I just wanted to chime in real quick on the great text book cost discussion happening right now that was started by Phil Hill: Bad Data Can Lead To Bad Policy: College students don’t spend $1,200+ on textbooks
Mike Caulfield has a wonderful response: Asking What Students Spend on Textbooks Is the Wrong Question
What I wanted to add is related to Mike’s setup of what a healthy bag of textbooks might look like for a student. Here is a brief review:
A better approach to problems like the Island of Perdiem is to start with a bag of goods. We decide what it would take to keep you healthy for a week, take into consideration valid local substitutes, then look at the price of the bag.
So let’s assemble a bag of textbook goods for our student, shall we?
So what should go into our bag of textbooks?
To create our bag, I went and got the first year suggested schedule for a math education major here. I then went to the bookstore and tallied up the price of all the required and recommended texts for my first year of courses (I did not include optional texts).
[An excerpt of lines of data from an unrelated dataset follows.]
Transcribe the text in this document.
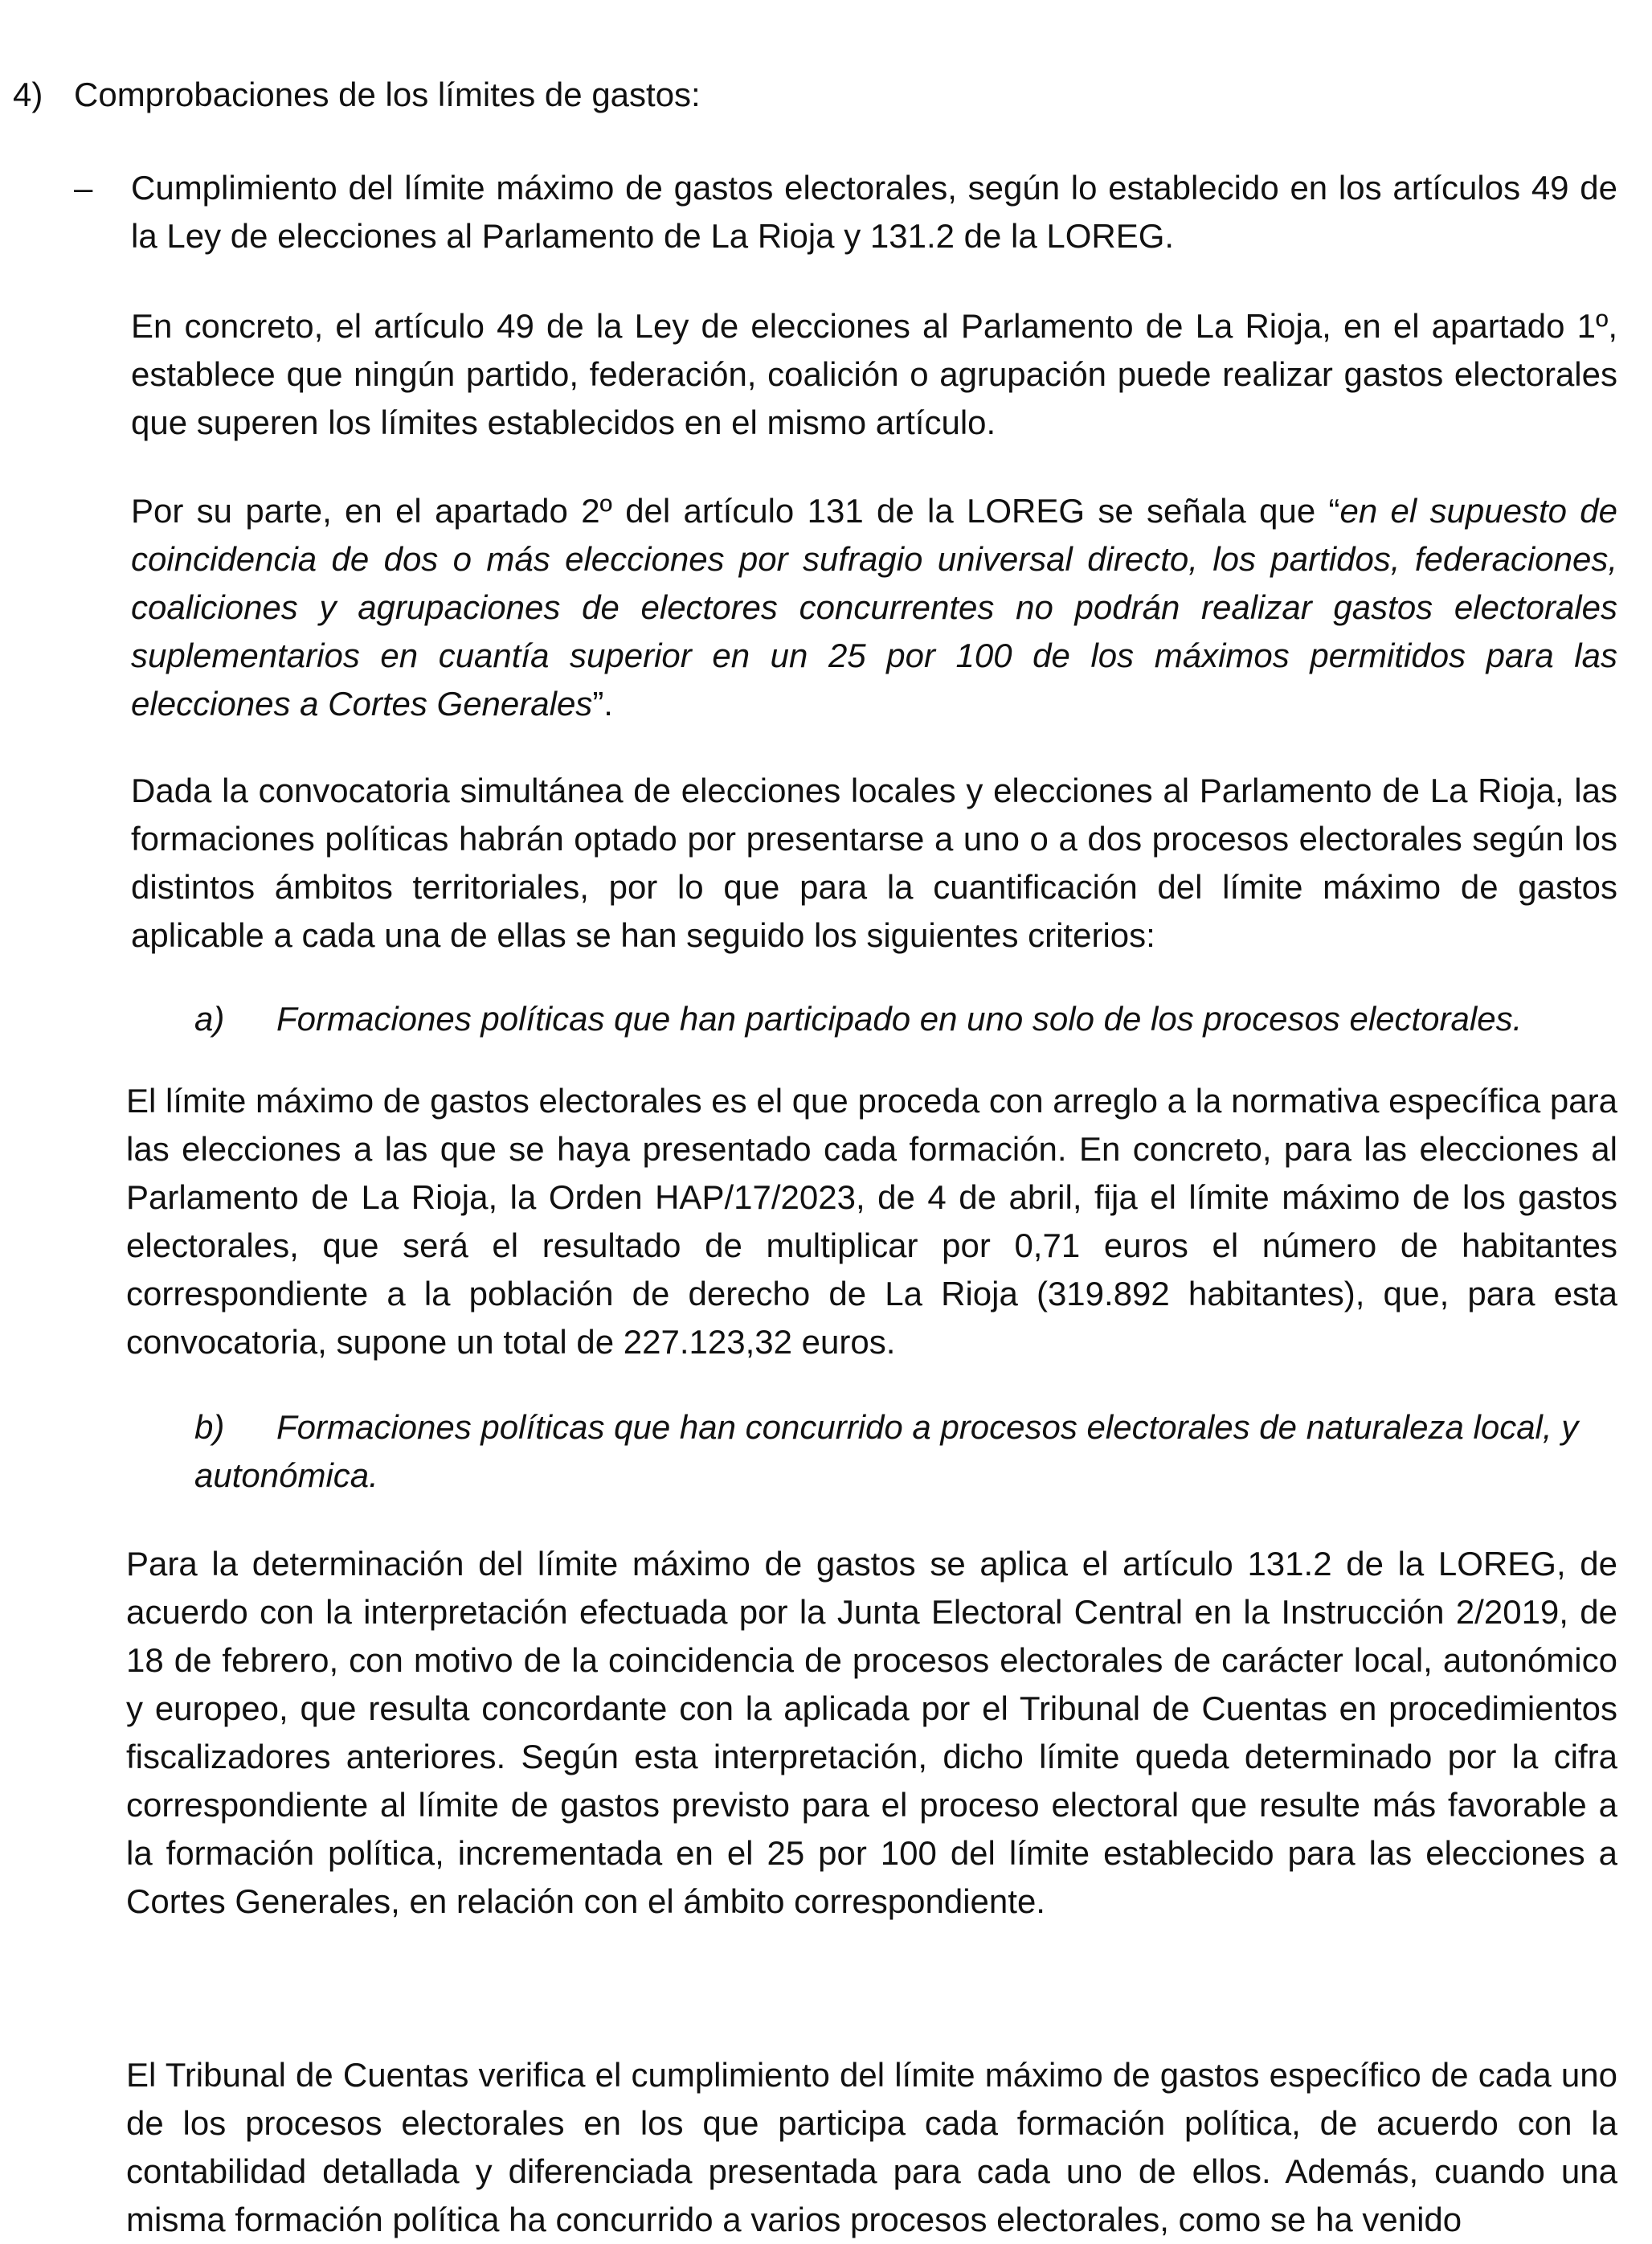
4) Comprobaciones de los límites de gastos:
– Cumplimiento del límite máximo de gastos electorales, según lo establecido en los artículos 49 de la Ley de elecciones al Parlamento de La Rioja y 131.2 de la LOREG.
En concreto, el artículo 49 de la Ley de elecciones al Parlamento de La Rioja, en el apartado 1º, establece que ningún partido, federación, coalición o agrupación puede realizar gastos electorales que superen los límites establecidos en el mismo artículo.
Por su parte, en el apartado 2º del artículo 131 de la LOREG se señala que “en el supuesto de coincidencia de dos o más elecciones por sufragio universal directo, los partidos, federaciones, coaliciones y agrupaciones de electores concurrentes no podrán realizar gastos electorales suplementarios en cuantía superior en un 25 por 100 de los máximos permitidos para las elecciones a Cortes Generales”.
Dada la convocatoria simultánea de elecciones locales y elecciones al Parlamento de La Rioja, las formaciones políticas habrán optado por presentarse a uno o a dos procesos electorales según los distintos ámbitos territoriales, por lo que para la cuantificación del límite máximo de gastos aplicable a cada una de ellas se han seguido los siguientes criterios:
a) Formaciones políticas que han participado en uno solo de los procesos electorales.
El límite máximo de gastos electorales es el que proceda con arreglo a la normativa específica para las elecciones a las que se haya presentado cada formación. En concreto, para las elecciones al Parlamento de La Rioja, la Orden HAP/17/2023, de 4 de abril, fija el límite máximo de los gastos electorales, que será el resultado de multiplicar por 0,71 euros el número de habitantes correspondiente a la población de derecho de La Rioja (319.892 habitantes), que, para esta convocatoria, supone un total de 227.123,32 euros.
b) Formaciones políticas que han concurrido a procesos electorales de naturaleza local, y autonómica.
Para la determinación del límite máximo de gastos se aplica el artículo 131.2 de la LOREG, de acuerdo con la interpretación efectuada por la Junta Electoral Central en la Instrucción 2/2019, de 18 de febrero, con motivo de la coincidencia de procesos electorales de carácter local, autonómico y europeo, que resulta concordante con la aplicada por el Tribunal de Cuentas en procedimientos fiscalizadores anteriores. Según esta interpretación, dicho límite queda determinado por la cifra correspondiente al límite de gastos previsto para el proceso electoral que resulte más favorable a la formación política, incrementada en el 25 por 100 del límite establecido para las elecciones a Cortes Generales, en relación con el ámbito correspondiente.
El Tribunal de Cuentas verifica el cumplimiento del límite máximo de gastos específico de cada uno de los procesos electorales en los que participa cada formación política, de acuerdo con la contabilidad detallada y diferenciada presentada para cada uno de ellos. Además, cuando una misma formación política ha concurrido a varios procesos electorales, como se ha venido
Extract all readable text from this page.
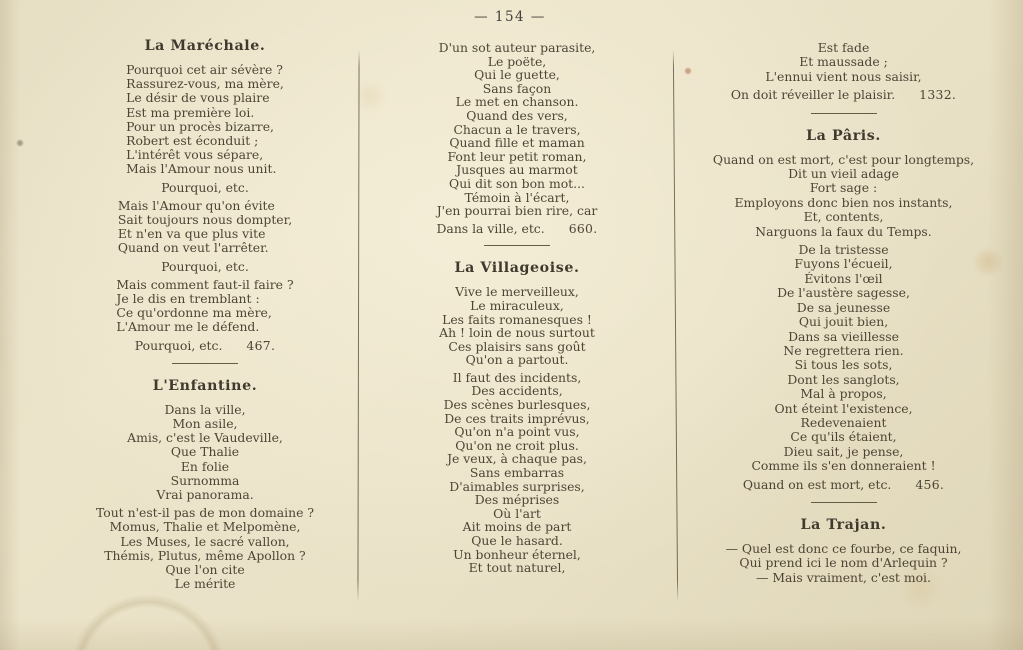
— 154 —
La Maréchale.
Pourquoi cet air sévère ?
Rassurez-vous, ma mère,
Le désir de vous plaire
Est ma première loi.
Pour un procès bizarre,
Robert est éconduit ;
L'intérêt vous sépare,
Mais l'Amour nous unit.
Pourquoi, etc.
Mais l'Amour qu'on évite
Sait toujours nous dompter,
Et n'en va que plus vite
Quand on veut l'arrêter.
Pourquoi, etc.
Mais comment faut-il faire ?
Je le dis en tremblant :
Ce qu'ordonne ma mère,
L'Amour me le défend.
Pourquoi, etc. 467.
L'Enfantine.
Dans la ville,
Mon asile,
Amis, c'est le Vaudeville,
Que Thalie
En folie
Surnomma
Vrai panorama.
Tout n'est-il pas de mon domaine ?
Momus, Thalie et Melpomène,
Les Muses, le sacré vallon,
Thémis, Plutus, même Apollon ?
Que l'on cite
Le mérite
D'un sot auteur parasite,
Le poëte,
Qui le guette,
Sans façon
Le met en chanson.
Quand des vers,
Chacun a le travers,
Quand fille et maman
Font leur petit roman,
Jusques au marmot
Qui dit son bon mot...
Témoin à l'écart,
J'en pourrai bien rire, car
Dans la ville, etc. 660.
La Villageoise.
Vive le merveilleux,
Le miraculeux,
Les faits romanesques !
Ah ! loin de nous surtout
Ces plaisirs sans goût
Qu'on a partout.
Il faut des incidents,
Des accidents,
Des scènes burlesques,
De ces traits imprévus,
Qu'on n'a point vus,
Qu'on ne croit plus.
Je veux, à chaque pas,
Sans embarras
D'aimables surprises,
Des méprises
Où l'art
Ait moins de part
Que le hasard.
Un bonheur éternel,
Et tout naturel,
Est fade
Et maussade ;
L'ennui vient nous saisir,
On doit réveiller le plaisir. 1332.
La Pâris.
Quand on est mort, c'est pour longtemps,
Dit un vieil adage
Fort sage :
Employons donc bien nos instants,
Et, contents,
Narguons la faux du Temps.
De la tristesse
Fuyons l'écueil,
Évitons l'œil
De l'austère sagesse,
De sa jeunesse
Qui jouit bien,
Dans sa vieillesse
Ne regrettera rien.
Si tous les sots,
Dont les sanglots,
Mal à propos,
Ont éteint l'existence,
Redevenaient
Ce qu'ils étaient,
Dieu sait, je pense,
Comme ils s'en donneraient !
Quand on est mort, etc. 456.
La Trajan.
— Quel est donc ce fourbe, ce faquin,
Qui prend ici le nom d'Arlequin ?
— Mais vraiment, c'est moi.
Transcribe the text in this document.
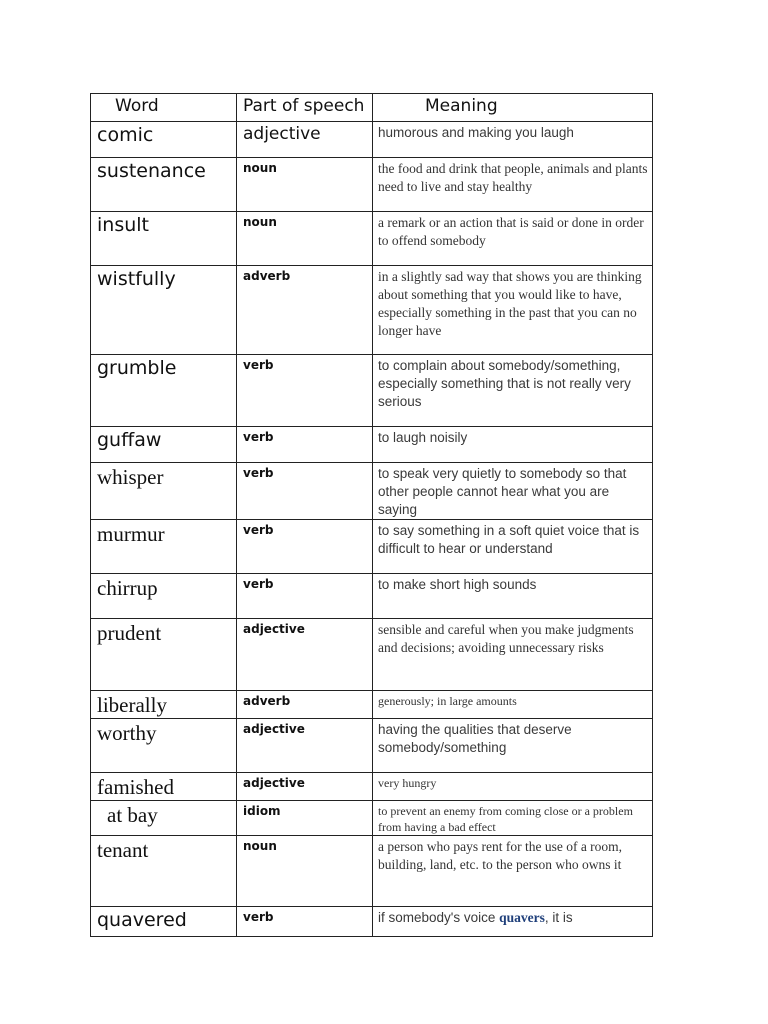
Word	Part of speech	Meaning
comic	adjective	humorous and making you laugh
sustenance	noun	the food and drink that people, animals and plants need to live and stay healthy
insult	noun	a remark or an action that is said or done in order to offend somebody
wistfully	adverb	in a slightly sad way that shows you are thinking about something that you would like to have, especially something in the past that you can no longer have
grumble	verb	to complain about somebody/something, especially something that is not really very serious
guffaw	verb	to laugh noisily
whisper	verb	to speak very quietly to somebody so that other people cannot hear what you are saying
murmur	verb	to say something in a soft quiet voice that is difficult to hear or understand
chirrup	verb	to make short high sounds
prudent	adjective	sensible and careful when you make judgments and decisions; avoiding unnecessary risks
liberally	adverb	generously; in large amounts
worthy	adjective	having the qualities that deserve somebody/something
famished	adjective	very hungry
at bay	idiom	to prevent an enemy from coming close or a problem from having a bad effect
tenant	noun	a person who pays rent for the use of a room, building, land, etc. to the person who owns it
quavered	verb	if somebody's voice quavers, it is
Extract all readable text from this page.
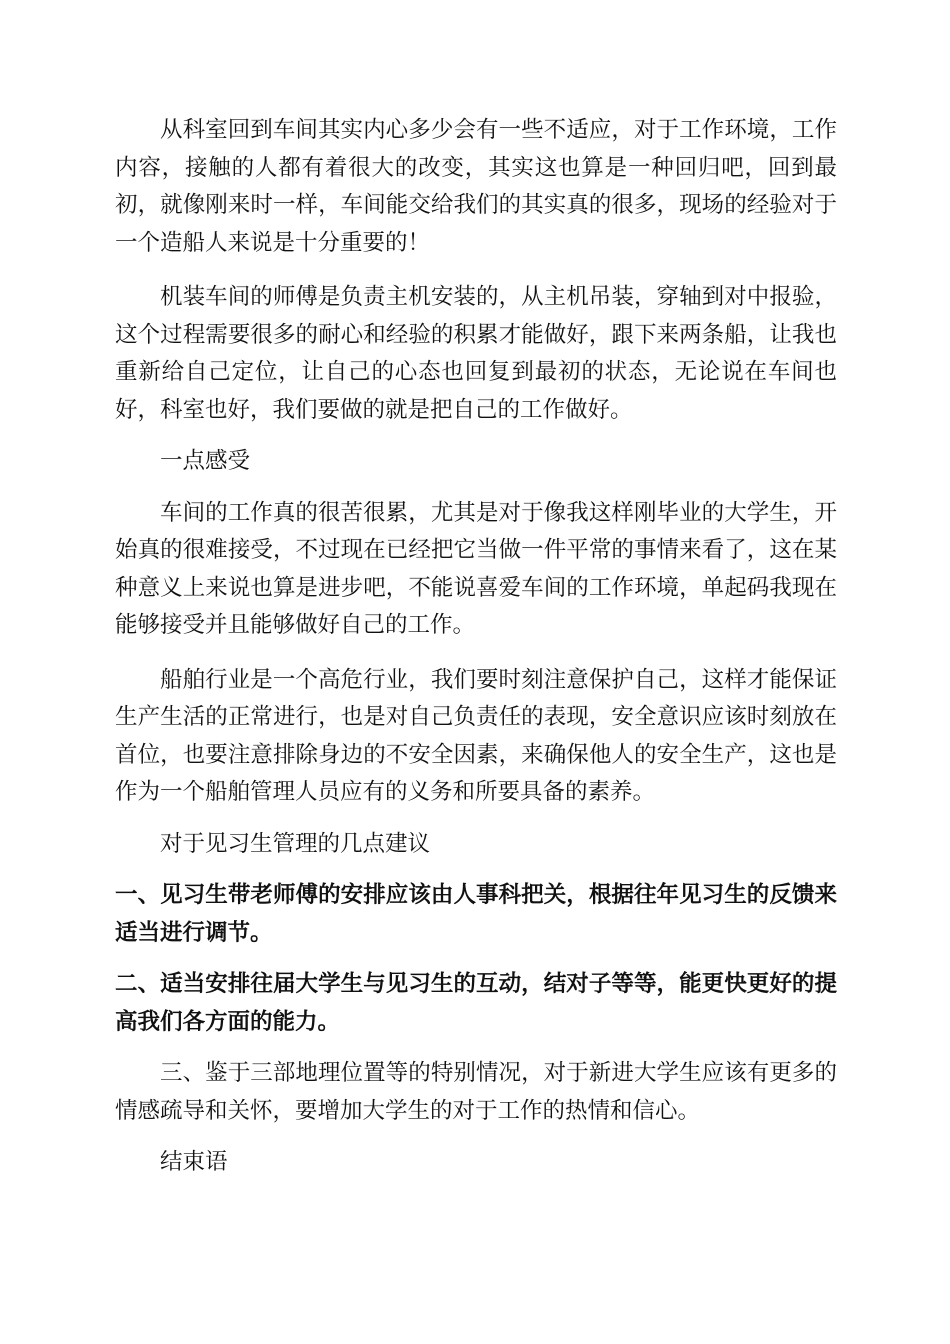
从科室回到车间其实内心多少会有一些不适应，对于工作环境，工作内容，接触的人都有着很大的改变，其实这也算是一种回归吧，回到最初，就像刚来时一样，车间能交给我们的其实真的很多，现场的经验对于一个造船人来说是十分重要的！

机装车间的师傅是负责主机安装的，从主机吊装，穿轴到对中报验，这个过程需要很多的耐心和经验的积累才能做好，跟下来两条船，让我也重新给自己定位，让自己的心态也回复到最初的状态，无论说在车间也好，科室也好，我们要做的就是把自己的工作做好。

一点感受

车间的工作真的很苦很累，尤其是对于像我这样刚毕业的大学生，开始真的很难接受，不过现在已经把它当做一件平常的事情来看了，这在某种意义上来说也算是进步吧，不能说喜爱车间的工作环境，单起码我现在能够接受并且能够做好自己的工作。

船舶行业是一个高危行业，我们要时刻注意保护自己，这样才能保证生产生活的正常进行，也是对自己负责任的表现，安全意识应该时刻放在首位，也要注意排除身边的不安全因素，来确保他人的安全生产，这也是作为一个船舶管理人员应有的义务和所要具备的素养。

对于见习生管理的几点建议

一、见习生带老师傅的安排应该由人事科把关，根据往年见习生的反馈来适当进行调节。

二、适当安排往届大学生与见习生的互动，结对子等等，能更快更好的提高我们各方面的能力。

三、鉴于三部地理位置等的特别情况，对于新进大学生应该有更多的情感疏导和关怀，要增加大学生的对于工作的热情和信心。

结束语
He’s cutting things out of that bag to make a fair argument on total costs of that bag. But it’s likely that in a lot of cases those optional texts and other material would be included in an ideal bag of books. Teachers may make those optional because of costs and because maybe only portions of them are relevant.
So, to me, the ideal bag is bigger than these money-centered posts are discussing.
What if students got what they actually needed, not just a subset due to costs? How many more things would teachers actually like to have students access that just aren’t practical?
I don’t see how we could deliver on the real needs without OER.